Sandices VI
Posso afirmar, de certo modo, que tenho medo de dormir — é mais fácil resumir assim. Não me refiro ao ato propriamente dito, pois cobiço e procuro o sono, e sim à transição, à passagem entre a consciência e o estado oposto, quando, em essência, soltamos o volante: sinto-me à beira da desintegração, a mosca de Cronenberg, destruindo meu material genético para reformá-lo ao concluir a travessia, o que aumenta, portanto, o risco de grave alteração interna (e isso parece frequente).
Na manhã seguinte, ações instintivas voltam a exigir pensamento, e hoje, por exemplo, pego-me calculando a matemática de andar: qual é o ritmo ideal?

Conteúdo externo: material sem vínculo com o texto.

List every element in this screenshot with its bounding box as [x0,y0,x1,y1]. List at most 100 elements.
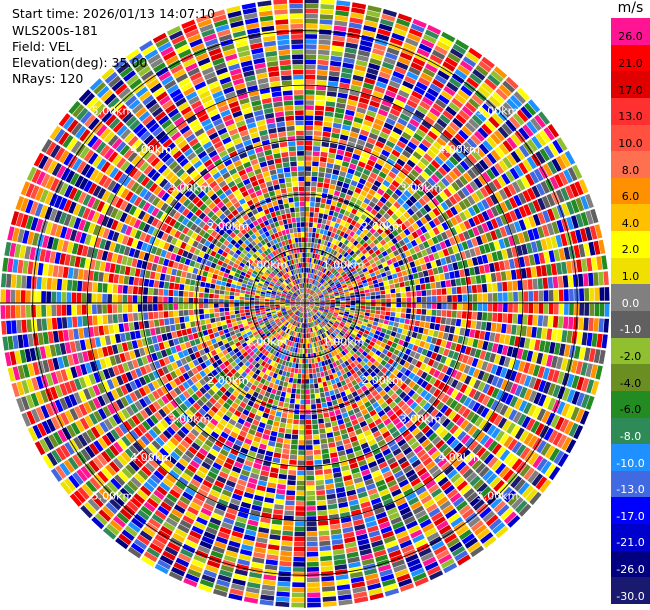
velocity-gate [453,235,461,244]
velocity-gate [347,393,354,400]
velocity-gate [305,303,308,307]
velocity-gate [342,215,348,222]
velocity-gate [266,419,274,426]
velocity-gate [309,278,312,284]
velocity-gate [282,530,293,536]
velocity-gate [437,303,442,310]
velocity-gate [305,299,309,303]
velocity-gate [337,450,346,457]
velocity-gate [292,582,305,588]
velocity-gate [318,418,324,424]
velocity-gate [437,70,450,81]
velocity-gate [353,519,365,526]
velocity-gate [315,313,320,317]
velocity-gate [305,288,307,293]
velocity-gate [451,310,457,318]
velocity-gate [451,97,464,109]
velocity-gate [388,263,395,270]
velocity-gate [321,327,326,333]
velocity-gate [305,303,309,307]
velocity-gate [510,425,521,437]
velocity-gate [411,331,418,339]
velocity-gate [399,214,407,223]
velocity-gate [356,399,364,407]
velocity-gate [298,450,305,455]
velocity-gate [424,415,434,424]
velocity-gate [393,261,400,268]
velocity-gate [543,127,555,141]
velocity-gate [368,268,374,274]
velocity-gate [344,268,350,273]
velocity-gate [467,228,475,238]
velocity-gate [324,294,329,297]
velocity-gate [382,179,391,188]
velocity-gate [396,371,404,379]
velocity-gate [326,342,331,348]
velocity-gate [299,424,305,430]
velocity-gate [438,166,448,177]
velocity-gate [223,328,230,334]
velocity-gate [460,434,471,445]
velocity-gate [442,110,454,121]
velocity-gate [538,252,546,264]
velocity-gate [314,296,319,299]
velocity-gate [413,86,426,96]
velocity-gate [305,242,308,248]
velocity-gate [351,379,358,386]
velocity-gate [354,222,361,229]
velocity-gate [319,14,334,20]
velocity-gate [318,34,332,40]
velocity-gate [305,120,314,126]
velocity-gate [451,181,460,192]
velocity-gate [314,357,318,363]
velocity-gate [427,268,434,276]
velocity-gate [278,401,284,407]
velocity-gate [370,309,376,314]
velocity-gate [376,235,384,242]
velocity-gate [518,206,527,218]
velocity-gate [454,252,462,262]
velocity-gate [335,320,340,325]
velocity-gate [320,151,328,158]
velocity-gate [305,130,313,136]
velocity-gate [452,457,463,468]
velocity-gate [366,137,376,145]
velocity-gate [574,303,579,316]
velocity-gate [408,28,423,38]
velocity-gate [330,249,335,255]
velocity-gate [308,278,310,284]
velocity-gate [361,558,375,566]
velocity-gate [313,373,317,379]
velocity-gate [421,249,428,257]
velocity-gate [401,131,412,141]
velocity-gate [418,435,428,444]
velocity-gate [502,156,513,169]
velocity-gate [405,420,414,429]
velocity-gate [275,596,290,602]
velocity-gate [344,210,351,217]
velocity-gate [349,310,355,314]
velocity-gate [324,309,329,312]
velocity-gate [333,322,339,327]
velocity-gate [481,210,490,221]
velocity-gate [305,186,311,192]
velocity-gate [369,535,382,543]
velocity-gate [398,412,407,421]
velocity-gate [310,394,315,399]
velocity-gate [418,547,432,558]
velocity-gate [271,519,283,525]
velocity-gate [371,95,382,104]
velocity-gate [420,389,428,398]
velocity-gate [507,455,519,468]
velocity-gate [481,103,494,115]
velocity-gate [310,337,314,343]
velocity-gate [306,313,308,318]
velocity-gate [380,231,388,239]
velocity-gate [324,359,329,366]
velocity-gate [324,116,333,122]
velocity-gate [336,370,342,377]
velocity-gate [286,423,293,429]
velocity-gate [287,475,296,481]
velocity-gate [470,276,477,285]
velocity-gate [335,393,342,399]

E quantos passos por minuto, exatamente, em um metrônomo? A que ponto é evidente que me esforcei demais? O que faço com meus braços, em que ângulo os balanço? Por reflexo, enterro as mãos nos bolsos, admitindo cruel derrota. Eu acordei do avesso.
Enquanto tento realinhar meus eixos, disperso no vagão, outro pedinte de uns quarenta, ancorado pelas próprias pernas, pede doações alegando que caiu de um telhado e ficou paraplégico — caminha, no processo, habilmente em meio à multidão. Ajudem-me, diz ele, se vocês forem bons cidadãos.

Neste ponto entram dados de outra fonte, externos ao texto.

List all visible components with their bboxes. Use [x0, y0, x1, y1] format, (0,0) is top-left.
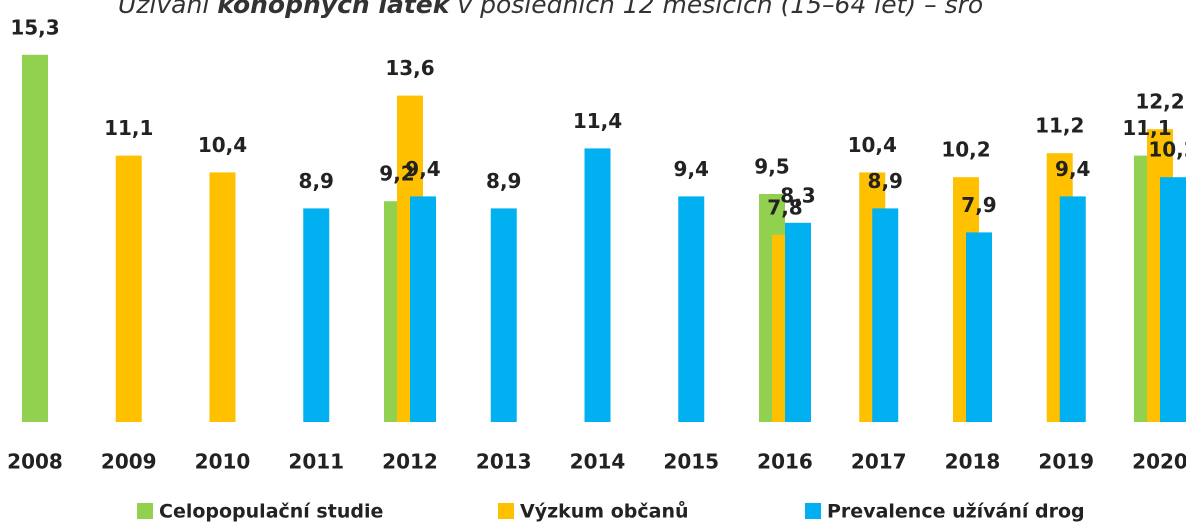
bar — [115, 155, 142, 422]
data-label: 13,6 — [385, 56, 434, 80]
x-tick-label: 2012 — [382, 450, 438, 474]
data-label: 7,9 — [961, 193, 996, 217]
data-label: 9,4 — [674, 157, 709, 181]
data-label: 10,2 — [1148, 138, 1186, 162]
bar — [490, 208, 517, 422]
legend-swatch — [805, 503, 821, 519]
bar — [1160, 177, 1186, 422]
x-tick-label: 2017 — [851, 450, 907, 474]
x-tick-label: 2008 — [7, 450, 63, 474]
bar — [785, 222, 811, 422]
data-label: 10,4 — [848, 133, 897, 157]
bar — [584, 148, 611, 422]
data-label: 11,1 — [104, 116, 153, 140]
x-tick-label: 2013 — [476, 450, 532, 474]
data-label: 10,2 — [941, 138, 990, 162]
data-label: 9,4 — [1055, 157, 1090, 181]
data-label: 8,9 — [868, 169, 903, 193]
title-part: Užívání — [118, 0, 217, 19]
x-tick-label: 2011 — [288, 450, 344, 474]
data-label: 9,4 — [405, 157, 440, 181]
legend-label: Celopopulační studie — [159, 501, 383, 523]
bar — [1059, 196, 1086, 422]
data-label: 8,3 — [780, 183, 815, 207]
title-part: konopných látek — [217, 0, 451, 19]
bar — [22, 54, 48, 423]
bar — [678, 196, 705, 422]
x-tick-label: 2009 — [101, 450, 157, 474]
data-label: 10,4 — [198, 133, 247, 157]
data-label: 11,2 — [1035, 114, 1084, 138]
data-label: 15,3 — [10, 15, 59, 39]
legend-swatch — [498, 503, 514, 519]
data-label: 7,8 — [767, 195, 802, 219]
legend-label: Výzkum občanů — [520, 500, 689, 523]
x-tick-label: 2020 — [1132, 450, 1186, 474]
bar — [410, 196, 436, 422]
bar — [209, 172, 236, 422]
x-tick-label: 2015 — [663, 450, 719, 474]
data-label: 12,2 — [1135, 90, 1184, 114]
x-tick-label: 2018 — [945, 450, 1001, 474]
data-label: 11,4 — [573, 109, 622, 133]
x-tick-label: 2014 — [570, 450, 626, 474]
title-part: v posledních 12 měsících (15–64 let) – s… — [449, 0, 983, 19]
bar — [966, 232, 992, 422]
x-tick-label: 2016 — [757, 450, 813, 474]
bar — [303, 208, 330, 422]
legend-swatch — [137, 503, 153, 519]
data-label: 8,9 — [486, 169, 521, 193]
bar — [872, 208, 899, 422]
x-tick-label: 2019 — [1038, 450, 1094, 474]
data-label: 11,1 — [1122, 116, 1171, 140]
chart-title: Užívání konopných látek v posledních 12 … — [118, 0, 983, 19]
legend-label: Prevalence užívání drog — [827, 501, 1085, 523]
data-label: 8,9 — [299, 169, 334, 193]
data-label: 9,5 — [754, 155, 789, 179]
data-label: 9,2 — [379, 162, 414, 186]
x-tick-label: 2010 — [195, 450, 251, 474]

A coerência irracional da normalidade será meu fim. Tanta calmaria, feito tanto isolamento, desconecta os nervos da sanidade. Talvez um pouco de discórdia evite que a lucidez ganhe textura de prisão e, infelizmente, a vida tem sido ótima. Ao chegar em casa, vou descendo as escadas da entrada e avisto, pela janela quebrada do porão externo, algo que me faz parar.
Babalu era vira-lata e morou na rua. Foi encontrada com dois anos, cega de um olho e — descobrimos depois — grávida. Teve onze filhos. E o que deveria ser abrigo provisório logo virou lar permanente, desfecho óbvio que, no fundo, prevemos. Forte e dócil, plácida e santa, carregava infinita ternura em seus traços: animais resgatados têm um tipo de afeto inexplicável, gratidão tão pura que desconcerta. Ela me deu o amor que eu sequer merecia.

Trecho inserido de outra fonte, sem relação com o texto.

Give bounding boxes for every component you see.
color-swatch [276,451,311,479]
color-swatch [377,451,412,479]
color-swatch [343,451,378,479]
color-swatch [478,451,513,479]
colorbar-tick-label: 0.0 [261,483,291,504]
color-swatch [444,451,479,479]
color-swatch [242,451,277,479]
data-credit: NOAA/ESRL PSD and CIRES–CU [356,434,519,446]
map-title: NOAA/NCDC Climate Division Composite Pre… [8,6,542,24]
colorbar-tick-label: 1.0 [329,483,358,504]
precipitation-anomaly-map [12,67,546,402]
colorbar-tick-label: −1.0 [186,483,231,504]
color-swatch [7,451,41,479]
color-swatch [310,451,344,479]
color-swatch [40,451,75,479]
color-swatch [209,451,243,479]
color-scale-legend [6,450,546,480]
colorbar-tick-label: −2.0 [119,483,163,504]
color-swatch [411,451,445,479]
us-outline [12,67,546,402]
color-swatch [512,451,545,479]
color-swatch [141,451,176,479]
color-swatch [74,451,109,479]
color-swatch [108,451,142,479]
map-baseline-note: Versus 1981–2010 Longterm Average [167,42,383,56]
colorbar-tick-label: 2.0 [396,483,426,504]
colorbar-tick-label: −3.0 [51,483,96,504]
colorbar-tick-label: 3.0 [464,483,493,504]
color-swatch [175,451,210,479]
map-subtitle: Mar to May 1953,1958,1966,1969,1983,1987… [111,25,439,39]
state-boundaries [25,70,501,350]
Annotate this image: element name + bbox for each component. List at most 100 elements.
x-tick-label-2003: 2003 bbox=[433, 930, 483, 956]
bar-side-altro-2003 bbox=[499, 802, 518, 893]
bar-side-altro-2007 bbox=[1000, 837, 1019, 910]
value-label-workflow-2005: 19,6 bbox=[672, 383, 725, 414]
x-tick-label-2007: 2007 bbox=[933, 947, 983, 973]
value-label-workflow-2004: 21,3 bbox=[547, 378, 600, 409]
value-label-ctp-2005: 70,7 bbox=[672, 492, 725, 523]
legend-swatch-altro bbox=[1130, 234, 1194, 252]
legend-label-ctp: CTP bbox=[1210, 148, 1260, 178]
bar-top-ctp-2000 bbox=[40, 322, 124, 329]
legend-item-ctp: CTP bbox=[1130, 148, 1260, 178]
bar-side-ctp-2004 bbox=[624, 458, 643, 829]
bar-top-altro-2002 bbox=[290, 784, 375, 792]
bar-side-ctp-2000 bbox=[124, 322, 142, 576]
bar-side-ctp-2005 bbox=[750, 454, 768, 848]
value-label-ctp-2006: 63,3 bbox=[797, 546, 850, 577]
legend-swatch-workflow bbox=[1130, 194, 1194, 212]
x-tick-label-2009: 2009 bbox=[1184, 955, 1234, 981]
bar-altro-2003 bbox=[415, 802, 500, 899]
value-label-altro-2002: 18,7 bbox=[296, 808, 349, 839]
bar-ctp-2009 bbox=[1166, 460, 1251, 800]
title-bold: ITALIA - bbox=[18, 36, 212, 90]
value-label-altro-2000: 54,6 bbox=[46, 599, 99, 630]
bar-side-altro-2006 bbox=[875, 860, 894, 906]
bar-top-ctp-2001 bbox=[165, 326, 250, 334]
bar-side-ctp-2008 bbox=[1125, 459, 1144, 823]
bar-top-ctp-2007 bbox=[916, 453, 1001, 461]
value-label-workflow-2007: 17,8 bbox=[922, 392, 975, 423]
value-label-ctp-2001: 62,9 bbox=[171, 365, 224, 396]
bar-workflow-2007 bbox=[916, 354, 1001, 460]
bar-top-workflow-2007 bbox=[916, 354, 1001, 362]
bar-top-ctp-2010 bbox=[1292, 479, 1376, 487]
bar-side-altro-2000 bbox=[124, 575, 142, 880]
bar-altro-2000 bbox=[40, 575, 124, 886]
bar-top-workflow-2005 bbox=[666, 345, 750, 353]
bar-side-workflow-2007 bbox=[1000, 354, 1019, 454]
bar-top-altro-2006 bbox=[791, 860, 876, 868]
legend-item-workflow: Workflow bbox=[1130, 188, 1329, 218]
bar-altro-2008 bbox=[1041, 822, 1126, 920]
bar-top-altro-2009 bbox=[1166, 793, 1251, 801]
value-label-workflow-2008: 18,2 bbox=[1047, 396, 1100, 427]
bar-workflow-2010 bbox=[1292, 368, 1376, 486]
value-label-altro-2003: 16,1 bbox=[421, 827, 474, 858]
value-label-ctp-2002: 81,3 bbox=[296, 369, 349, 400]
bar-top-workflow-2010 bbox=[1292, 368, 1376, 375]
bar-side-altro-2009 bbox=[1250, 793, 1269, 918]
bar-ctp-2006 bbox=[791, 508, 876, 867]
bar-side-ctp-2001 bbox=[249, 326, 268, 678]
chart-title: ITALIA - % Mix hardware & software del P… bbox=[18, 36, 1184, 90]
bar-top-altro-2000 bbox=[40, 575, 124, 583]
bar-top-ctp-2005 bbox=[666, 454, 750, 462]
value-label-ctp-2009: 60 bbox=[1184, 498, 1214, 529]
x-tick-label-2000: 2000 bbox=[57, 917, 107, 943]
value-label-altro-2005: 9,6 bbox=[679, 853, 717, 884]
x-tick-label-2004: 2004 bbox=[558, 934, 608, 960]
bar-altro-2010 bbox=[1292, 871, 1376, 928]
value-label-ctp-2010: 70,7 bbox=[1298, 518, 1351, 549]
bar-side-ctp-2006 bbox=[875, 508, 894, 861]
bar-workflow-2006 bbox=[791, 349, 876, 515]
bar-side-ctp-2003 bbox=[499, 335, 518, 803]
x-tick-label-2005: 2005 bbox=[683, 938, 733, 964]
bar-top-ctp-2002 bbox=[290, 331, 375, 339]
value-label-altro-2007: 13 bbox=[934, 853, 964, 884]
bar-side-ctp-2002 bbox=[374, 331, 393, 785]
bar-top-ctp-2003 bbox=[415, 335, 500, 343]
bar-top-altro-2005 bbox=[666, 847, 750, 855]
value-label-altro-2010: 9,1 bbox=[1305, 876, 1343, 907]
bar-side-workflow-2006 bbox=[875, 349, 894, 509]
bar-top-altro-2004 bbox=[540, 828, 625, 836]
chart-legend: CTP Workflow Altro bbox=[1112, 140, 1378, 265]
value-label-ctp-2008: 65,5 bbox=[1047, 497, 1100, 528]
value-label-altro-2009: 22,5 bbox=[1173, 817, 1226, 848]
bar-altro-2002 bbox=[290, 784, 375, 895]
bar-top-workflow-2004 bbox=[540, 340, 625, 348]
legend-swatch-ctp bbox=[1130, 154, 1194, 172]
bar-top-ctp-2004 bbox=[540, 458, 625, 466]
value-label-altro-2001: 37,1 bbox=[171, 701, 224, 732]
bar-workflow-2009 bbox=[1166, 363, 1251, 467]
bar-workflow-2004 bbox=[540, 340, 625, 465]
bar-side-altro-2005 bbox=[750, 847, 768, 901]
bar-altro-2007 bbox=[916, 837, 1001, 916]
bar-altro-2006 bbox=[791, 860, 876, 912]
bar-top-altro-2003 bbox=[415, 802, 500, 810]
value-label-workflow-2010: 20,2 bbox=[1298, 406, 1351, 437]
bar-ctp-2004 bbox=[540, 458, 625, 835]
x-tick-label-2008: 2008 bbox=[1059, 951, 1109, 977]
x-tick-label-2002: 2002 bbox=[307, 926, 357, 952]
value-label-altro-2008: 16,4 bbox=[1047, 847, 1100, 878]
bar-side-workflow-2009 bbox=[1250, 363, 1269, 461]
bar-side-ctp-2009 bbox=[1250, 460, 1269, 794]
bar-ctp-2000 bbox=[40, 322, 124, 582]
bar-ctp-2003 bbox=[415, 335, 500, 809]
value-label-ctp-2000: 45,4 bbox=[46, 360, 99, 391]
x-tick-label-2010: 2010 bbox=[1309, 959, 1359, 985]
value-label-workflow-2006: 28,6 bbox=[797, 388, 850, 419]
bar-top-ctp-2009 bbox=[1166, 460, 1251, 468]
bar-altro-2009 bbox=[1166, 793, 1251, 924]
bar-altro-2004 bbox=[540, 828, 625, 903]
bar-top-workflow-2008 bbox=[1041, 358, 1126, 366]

Em tempo, a idade trouxe problemas ortopédicos que inutilizaram suas patas traseiras, tornando-a imóvel; só conseguia se levantar se a erguêssemos com uma corda, e caía, de novo, sempre. Após cada tratamento ineficaz, gritava de dor, e progrediu, deteriorou até que pude pressentir, com absoluta certeza, que o momento se aproximava. Eu estava ajoelhado na sala, cativo de uma noite muda, vendo-a respirar ora sim, ora não e me encarar ainda terna, inteira amável, quando fui obrigado a me despedir.
Essa pequena mãe, que sofreu sem razão e sem perder a graça, repousa agora em uma urna delicada, detalhada em rosa e branco, sobre azulejos espalhados no porão, e me acenou em meu retorno ressentido. Quis abraçá-la, o que restou, como se fosse a mesma. Ainda dá vontade de chorar.